Ve artık her yer kapkaranlıktı. Derin bir uykudaydı artık.

~

Mary yaşlı, neşeli, iyi kalpli bir kadındı. Amerika'da uzun yıllardır profesör doktorluk yapıyordu. Türk bir adamla evlenip, Türkiye'de yaşamaya başlayan kızı Nina'yı görmek üzere Türkiye'ye tatile gelmişti. Hiç beklenmedik bir anda, hiç beklenmedik bir yerde yolu Yağmur'la kesişmişti. Mary insanları çok iyi analiz edebilen bir kadındı. Başka bir deyişle, insan sarrafıydı. Yağmur'un büyük bir sıkıntısı olduğunu anlamıştı. Ve O'na yardım etmek için kolları sıvamıştı. Yağmur'un hayatını değiştirecek bir dönemece girmesine ramak kalmıştı.

~

Gözlerini açtı. Yumuşacık son derece rahat bir yataktaydı. Hafifçe doğrulup etrafına baktı. Mükemmel bir şekilde dizayn edilmiş, kusursuz bir genç odasıydı bulunduğu oda.

"Neredeyim ben?"

diye sordu kendine. Son hatırladığı şey sahildeki bankta konuştuğu kadındı. Göğsünü korku kapladı. Hemen yataktan kalkıp pencereye koştu. Dışarı baktı. Güzel bir bahçe vardı aşağıda. Köşede bir yüzme havuzu. Diğer köşede ise bir çocuk parkı. Mükemmel bir yerdi. Ama burayı tanımıyordu. Nerede olduğunu bilmiyordu. Hemen odanın kapısına yöneldi. Tam bu sırada, Mary elinde kahvaltı tepsisiyle içeri girdi.

"Uyandın mı prenses? Biraz daha uyusan, komaya girdin sanacaktım. "

diyerek gülümsedi. Elindeki tepsiyi uzattı. Fazlasıyla samimi ve sıcak davranıyordu kadın. Şüphe uyandırıcıydı bu. Yağmur şüphe içinde:

"Çok teşekkür ederim. Size zahmet oldu. Ben buraya nasıl geldim?"

diye sordu. Mary:

"Konuşurken bir anda kendini iyi hissetmediğini söyledin. Ve kucağıma bayıldın. Bekledim ama kendine gelemedin bir türlü. Ben de seni alıp evime getirdim. Muayene ettim.

Bu arada ben Amerika'da bir hastanede baş hekimim. Ben Mary Johnson. Seni muayene ettim güzelim. Korkma, önemli bir şeyin yok. Stres, üzüntü, yorgunluk nedeniyle bayılmışsın.

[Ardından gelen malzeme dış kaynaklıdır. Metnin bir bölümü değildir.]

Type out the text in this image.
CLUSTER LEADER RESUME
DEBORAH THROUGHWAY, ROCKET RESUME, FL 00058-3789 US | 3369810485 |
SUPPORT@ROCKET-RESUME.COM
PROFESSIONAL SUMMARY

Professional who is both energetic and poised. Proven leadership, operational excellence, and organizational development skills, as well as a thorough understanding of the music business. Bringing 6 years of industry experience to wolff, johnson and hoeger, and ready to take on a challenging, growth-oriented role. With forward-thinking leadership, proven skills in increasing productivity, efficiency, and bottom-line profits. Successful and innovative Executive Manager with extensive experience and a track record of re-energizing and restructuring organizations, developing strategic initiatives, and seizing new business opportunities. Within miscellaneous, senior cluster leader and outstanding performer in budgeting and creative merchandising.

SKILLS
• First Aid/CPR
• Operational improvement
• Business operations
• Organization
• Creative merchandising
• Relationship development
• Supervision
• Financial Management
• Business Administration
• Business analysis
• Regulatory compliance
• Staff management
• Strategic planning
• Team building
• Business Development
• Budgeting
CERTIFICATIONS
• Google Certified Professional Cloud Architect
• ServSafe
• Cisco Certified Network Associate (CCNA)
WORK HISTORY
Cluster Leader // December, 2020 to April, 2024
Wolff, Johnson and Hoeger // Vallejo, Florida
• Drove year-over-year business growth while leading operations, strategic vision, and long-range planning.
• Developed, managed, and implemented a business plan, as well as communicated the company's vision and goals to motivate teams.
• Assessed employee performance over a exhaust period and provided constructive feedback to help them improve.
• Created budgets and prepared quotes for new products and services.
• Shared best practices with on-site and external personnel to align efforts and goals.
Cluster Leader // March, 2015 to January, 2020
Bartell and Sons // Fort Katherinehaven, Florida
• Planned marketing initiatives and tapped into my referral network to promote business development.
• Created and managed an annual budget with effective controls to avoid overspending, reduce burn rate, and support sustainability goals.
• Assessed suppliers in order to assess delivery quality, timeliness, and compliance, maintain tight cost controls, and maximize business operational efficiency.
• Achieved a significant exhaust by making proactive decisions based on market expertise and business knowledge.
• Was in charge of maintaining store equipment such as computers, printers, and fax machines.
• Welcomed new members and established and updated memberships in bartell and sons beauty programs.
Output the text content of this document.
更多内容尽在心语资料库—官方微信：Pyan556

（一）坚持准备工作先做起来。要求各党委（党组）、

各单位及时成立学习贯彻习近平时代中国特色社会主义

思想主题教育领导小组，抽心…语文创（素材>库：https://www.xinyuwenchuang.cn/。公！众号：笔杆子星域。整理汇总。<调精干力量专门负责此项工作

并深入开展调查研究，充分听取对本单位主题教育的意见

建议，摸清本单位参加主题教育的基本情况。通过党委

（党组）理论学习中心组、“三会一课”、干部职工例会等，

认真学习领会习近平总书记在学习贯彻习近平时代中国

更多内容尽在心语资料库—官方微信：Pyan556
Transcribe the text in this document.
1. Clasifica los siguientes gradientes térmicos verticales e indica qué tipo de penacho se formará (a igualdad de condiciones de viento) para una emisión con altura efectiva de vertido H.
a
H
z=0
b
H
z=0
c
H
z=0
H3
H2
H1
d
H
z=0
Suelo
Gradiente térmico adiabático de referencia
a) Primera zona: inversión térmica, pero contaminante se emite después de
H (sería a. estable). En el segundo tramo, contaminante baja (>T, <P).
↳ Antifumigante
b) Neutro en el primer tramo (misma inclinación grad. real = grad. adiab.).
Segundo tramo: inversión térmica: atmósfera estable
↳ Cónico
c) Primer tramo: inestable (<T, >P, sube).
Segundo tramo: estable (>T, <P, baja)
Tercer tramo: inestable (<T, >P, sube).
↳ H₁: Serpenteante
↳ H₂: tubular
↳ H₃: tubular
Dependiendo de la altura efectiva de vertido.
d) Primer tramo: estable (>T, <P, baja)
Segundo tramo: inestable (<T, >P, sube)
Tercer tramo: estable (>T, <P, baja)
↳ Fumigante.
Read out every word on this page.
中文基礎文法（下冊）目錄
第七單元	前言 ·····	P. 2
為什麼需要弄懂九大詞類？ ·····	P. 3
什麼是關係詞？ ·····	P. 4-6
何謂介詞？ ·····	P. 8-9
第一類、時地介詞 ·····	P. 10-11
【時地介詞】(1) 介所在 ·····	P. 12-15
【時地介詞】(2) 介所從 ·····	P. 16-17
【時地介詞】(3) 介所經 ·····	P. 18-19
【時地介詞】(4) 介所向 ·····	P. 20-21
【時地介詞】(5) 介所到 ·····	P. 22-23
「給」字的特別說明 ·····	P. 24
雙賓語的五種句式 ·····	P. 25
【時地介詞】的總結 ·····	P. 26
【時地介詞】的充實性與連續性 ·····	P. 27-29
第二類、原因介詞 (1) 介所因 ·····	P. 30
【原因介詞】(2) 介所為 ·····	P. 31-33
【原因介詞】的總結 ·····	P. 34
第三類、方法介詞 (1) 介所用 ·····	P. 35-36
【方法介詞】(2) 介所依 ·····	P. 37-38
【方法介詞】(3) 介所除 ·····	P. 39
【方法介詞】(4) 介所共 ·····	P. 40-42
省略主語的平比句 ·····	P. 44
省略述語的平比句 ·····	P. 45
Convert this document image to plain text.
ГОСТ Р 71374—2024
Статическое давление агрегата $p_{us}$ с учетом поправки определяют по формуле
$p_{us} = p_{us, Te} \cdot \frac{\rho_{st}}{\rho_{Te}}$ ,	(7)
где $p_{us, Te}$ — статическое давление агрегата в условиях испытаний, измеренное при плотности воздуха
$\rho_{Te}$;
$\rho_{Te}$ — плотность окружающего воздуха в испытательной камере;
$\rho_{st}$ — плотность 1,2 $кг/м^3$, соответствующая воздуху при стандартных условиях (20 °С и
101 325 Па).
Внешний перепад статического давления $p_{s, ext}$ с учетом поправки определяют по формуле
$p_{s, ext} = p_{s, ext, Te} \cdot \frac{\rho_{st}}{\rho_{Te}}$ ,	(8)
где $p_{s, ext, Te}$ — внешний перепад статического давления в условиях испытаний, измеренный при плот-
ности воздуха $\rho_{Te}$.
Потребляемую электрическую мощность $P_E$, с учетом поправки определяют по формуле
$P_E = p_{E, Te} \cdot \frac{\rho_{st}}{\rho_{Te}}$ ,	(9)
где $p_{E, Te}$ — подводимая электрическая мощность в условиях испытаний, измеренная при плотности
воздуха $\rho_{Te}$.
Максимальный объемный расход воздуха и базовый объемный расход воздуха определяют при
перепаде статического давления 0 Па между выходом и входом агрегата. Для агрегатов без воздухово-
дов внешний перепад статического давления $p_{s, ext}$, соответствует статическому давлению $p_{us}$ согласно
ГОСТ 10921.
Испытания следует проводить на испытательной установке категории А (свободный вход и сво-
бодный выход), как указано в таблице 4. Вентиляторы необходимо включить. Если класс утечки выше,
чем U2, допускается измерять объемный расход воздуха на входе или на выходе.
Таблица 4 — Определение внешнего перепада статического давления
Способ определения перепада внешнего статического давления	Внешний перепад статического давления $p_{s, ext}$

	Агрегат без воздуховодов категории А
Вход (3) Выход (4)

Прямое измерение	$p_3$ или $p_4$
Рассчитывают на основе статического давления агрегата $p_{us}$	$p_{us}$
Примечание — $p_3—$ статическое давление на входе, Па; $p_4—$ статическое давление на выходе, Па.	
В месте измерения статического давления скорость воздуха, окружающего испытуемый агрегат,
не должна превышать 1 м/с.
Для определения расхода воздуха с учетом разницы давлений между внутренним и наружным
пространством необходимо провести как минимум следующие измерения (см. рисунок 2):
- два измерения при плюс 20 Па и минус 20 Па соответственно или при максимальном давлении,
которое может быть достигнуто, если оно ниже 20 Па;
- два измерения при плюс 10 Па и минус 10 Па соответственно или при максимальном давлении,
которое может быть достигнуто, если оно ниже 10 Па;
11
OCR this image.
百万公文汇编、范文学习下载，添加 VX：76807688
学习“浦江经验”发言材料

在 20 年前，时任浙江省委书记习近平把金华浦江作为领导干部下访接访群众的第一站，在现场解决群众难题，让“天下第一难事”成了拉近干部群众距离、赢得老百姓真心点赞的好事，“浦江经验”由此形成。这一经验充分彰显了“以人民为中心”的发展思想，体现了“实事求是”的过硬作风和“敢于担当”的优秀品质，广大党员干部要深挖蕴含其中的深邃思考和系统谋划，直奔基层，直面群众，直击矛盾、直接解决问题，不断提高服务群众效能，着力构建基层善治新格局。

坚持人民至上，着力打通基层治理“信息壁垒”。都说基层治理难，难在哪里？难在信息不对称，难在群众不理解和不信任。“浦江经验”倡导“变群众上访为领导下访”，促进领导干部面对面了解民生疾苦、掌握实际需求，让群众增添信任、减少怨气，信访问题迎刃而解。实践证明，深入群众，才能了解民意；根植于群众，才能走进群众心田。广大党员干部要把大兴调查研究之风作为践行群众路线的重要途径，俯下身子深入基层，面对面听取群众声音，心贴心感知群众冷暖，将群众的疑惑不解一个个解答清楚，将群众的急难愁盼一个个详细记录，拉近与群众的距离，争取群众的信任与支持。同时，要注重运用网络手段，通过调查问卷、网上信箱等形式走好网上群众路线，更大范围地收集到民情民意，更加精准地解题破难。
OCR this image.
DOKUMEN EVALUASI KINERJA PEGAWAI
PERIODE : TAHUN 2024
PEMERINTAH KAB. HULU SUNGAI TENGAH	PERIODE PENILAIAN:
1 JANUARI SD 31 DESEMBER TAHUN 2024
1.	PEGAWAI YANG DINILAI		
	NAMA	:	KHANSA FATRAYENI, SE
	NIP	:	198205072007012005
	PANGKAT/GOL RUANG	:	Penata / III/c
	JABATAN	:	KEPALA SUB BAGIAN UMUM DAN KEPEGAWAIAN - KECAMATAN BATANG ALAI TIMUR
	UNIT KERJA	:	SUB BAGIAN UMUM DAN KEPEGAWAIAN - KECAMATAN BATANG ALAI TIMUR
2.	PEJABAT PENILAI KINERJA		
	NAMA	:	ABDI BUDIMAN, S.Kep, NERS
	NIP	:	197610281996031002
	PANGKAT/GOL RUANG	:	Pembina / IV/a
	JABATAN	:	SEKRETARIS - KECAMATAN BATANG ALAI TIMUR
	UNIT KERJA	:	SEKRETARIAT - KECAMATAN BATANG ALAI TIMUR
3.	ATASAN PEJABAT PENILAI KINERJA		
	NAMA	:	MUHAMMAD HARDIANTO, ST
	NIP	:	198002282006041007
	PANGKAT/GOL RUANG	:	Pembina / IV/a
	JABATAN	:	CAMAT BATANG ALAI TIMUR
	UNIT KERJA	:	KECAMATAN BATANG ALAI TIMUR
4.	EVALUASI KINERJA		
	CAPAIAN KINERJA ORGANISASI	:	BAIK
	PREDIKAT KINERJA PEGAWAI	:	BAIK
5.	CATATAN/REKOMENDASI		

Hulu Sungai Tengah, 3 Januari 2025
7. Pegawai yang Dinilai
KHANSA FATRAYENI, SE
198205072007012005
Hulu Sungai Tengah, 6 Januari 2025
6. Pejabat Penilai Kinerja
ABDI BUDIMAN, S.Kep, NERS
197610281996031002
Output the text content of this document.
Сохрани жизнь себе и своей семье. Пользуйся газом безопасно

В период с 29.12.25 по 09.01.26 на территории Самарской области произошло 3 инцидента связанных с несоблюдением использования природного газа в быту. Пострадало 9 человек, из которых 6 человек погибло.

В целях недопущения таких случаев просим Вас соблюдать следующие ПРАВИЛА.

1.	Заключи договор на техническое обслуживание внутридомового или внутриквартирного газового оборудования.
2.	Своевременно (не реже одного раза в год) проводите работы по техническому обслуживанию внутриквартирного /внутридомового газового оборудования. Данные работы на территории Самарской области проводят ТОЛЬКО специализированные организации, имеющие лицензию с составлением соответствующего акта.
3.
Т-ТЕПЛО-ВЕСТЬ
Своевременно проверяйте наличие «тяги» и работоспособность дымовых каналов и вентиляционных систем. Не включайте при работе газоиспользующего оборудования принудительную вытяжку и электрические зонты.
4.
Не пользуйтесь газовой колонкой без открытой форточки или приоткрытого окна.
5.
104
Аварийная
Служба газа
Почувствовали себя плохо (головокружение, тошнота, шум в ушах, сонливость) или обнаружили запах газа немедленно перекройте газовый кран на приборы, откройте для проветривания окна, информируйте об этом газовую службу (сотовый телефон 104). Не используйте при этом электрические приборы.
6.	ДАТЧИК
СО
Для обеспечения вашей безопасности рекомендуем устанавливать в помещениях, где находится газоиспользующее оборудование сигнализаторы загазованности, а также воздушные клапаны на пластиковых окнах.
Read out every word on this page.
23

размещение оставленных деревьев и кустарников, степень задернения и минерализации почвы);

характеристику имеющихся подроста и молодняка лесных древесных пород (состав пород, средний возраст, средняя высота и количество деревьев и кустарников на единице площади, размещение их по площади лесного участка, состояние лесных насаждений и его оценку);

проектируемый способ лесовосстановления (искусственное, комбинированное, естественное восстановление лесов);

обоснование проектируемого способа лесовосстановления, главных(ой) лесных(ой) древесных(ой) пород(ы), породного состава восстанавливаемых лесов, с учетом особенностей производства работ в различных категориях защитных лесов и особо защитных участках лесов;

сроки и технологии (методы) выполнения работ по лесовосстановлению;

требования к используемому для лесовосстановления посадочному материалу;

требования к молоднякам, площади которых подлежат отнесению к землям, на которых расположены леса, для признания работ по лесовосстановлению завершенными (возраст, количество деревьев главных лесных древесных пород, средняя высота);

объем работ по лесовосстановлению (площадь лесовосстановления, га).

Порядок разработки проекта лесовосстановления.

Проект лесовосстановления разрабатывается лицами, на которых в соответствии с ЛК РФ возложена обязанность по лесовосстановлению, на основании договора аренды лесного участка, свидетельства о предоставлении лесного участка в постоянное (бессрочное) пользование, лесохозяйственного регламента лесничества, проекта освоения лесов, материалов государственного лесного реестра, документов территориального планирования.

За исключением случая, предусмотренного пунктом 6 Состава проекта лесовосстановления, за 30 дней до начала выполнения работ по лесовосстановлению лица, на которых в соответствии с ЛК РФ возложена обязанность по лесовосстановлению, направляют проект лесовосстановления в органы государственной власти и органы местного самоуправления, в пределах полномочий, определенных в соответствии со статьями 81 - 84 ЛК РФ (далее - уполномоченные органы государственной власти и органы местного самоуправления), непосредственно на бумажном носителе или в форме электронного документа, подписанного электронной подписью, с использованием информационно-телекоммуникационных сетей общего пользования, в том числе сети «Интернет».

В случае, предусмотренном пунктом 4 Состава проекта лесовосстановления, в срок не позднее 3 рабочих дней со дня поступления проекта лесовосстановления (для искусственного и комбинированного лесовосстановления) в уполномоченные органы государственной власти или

Baya uyudun, kendine geldin neyse ki.

Bu arada benim kızım Nina burada yaşıyor artık. İstanbul'da. Amerika'da bir Türk genciyle tanıştı. Uzun ilişkileri evlilikle tamamlandı. Ah...Deli kız...Deli doludur benim kızım."

İki elini havaya kaldırdı ve tırnak işareti yaparak:

"Türkçeyi bizim "damat" öğretti bana. "Damat" kelimesini telaffuz edene kadar epey maskara oldum. Aksanım nedeniyle çok gülüyorlardı bana."

dedi ve bembeyaz dişleriyle kocaman gülümsedi.

Mary yakında Amerika'ya döneceğinden, çalıştığı hastanede yürütülen bir deney için arkadaşının ondan yardım istemesinden ve Amerika'nın olumlu yönlerinden bahsedip duruyordu. Yağmur hayranlıkla dinledi. Birisine bu kadar kolay güvenmek yanlıştı belki ama Yağmur'un içinde bu kadının iyi biri olduğuna dair yoğun bir his vardı. Daha sonra kendisinden bahsetti:

"Ben de doktor olacaktım. Hacettepe Üniversitesi Tıp Fakültesi'nden dereceyle mezun oldum. Ancak hazin bir kaza sonucu ailemi kaybettim. Daha acım çok taze. Çalışacak gücü kendimde bulamadım. Şimdi bilmiyorum ne yaparım. Çok kararsızım. Kaybolmuş gibiyim âdeta..."

Mary, Yağmur'un yaşadıklarından son derece etkilenmişti. Ona karşı bir anne şefkati duyuyor, yüreği ailesini kaybetmiş bu kızcağıza umut ışığı olmak için yanıp tutuşuyordu. Ve O'na hayatını değiştirecek bir teklifte bulundu:

"Yakında Amerika'ya gideceğim. Anladığım kadarıyla seni buraya bağlayan bir şey yok artık. Benimle birlikte Amerika'ya gel, gerekli prosedürleri halledip, çalıştığım hastaneye seni aldırayım. Yeni projemiz için senin gibi başarılı doktorlara ihtiyacımız var. "

Yağmur bu beklenmedik teklif karşısında şok olmuştu. Ne diyeceğini bilemiyor, hem korkuyor hem de ayağına kadar gelen bu büyük fırsatı tepmek istemiyordu. Hayatını değiştirecek kritik bir karar vermek üzereydi. Yağmur'un hayatındaki büyük değişim için geri sayım başlamıştı...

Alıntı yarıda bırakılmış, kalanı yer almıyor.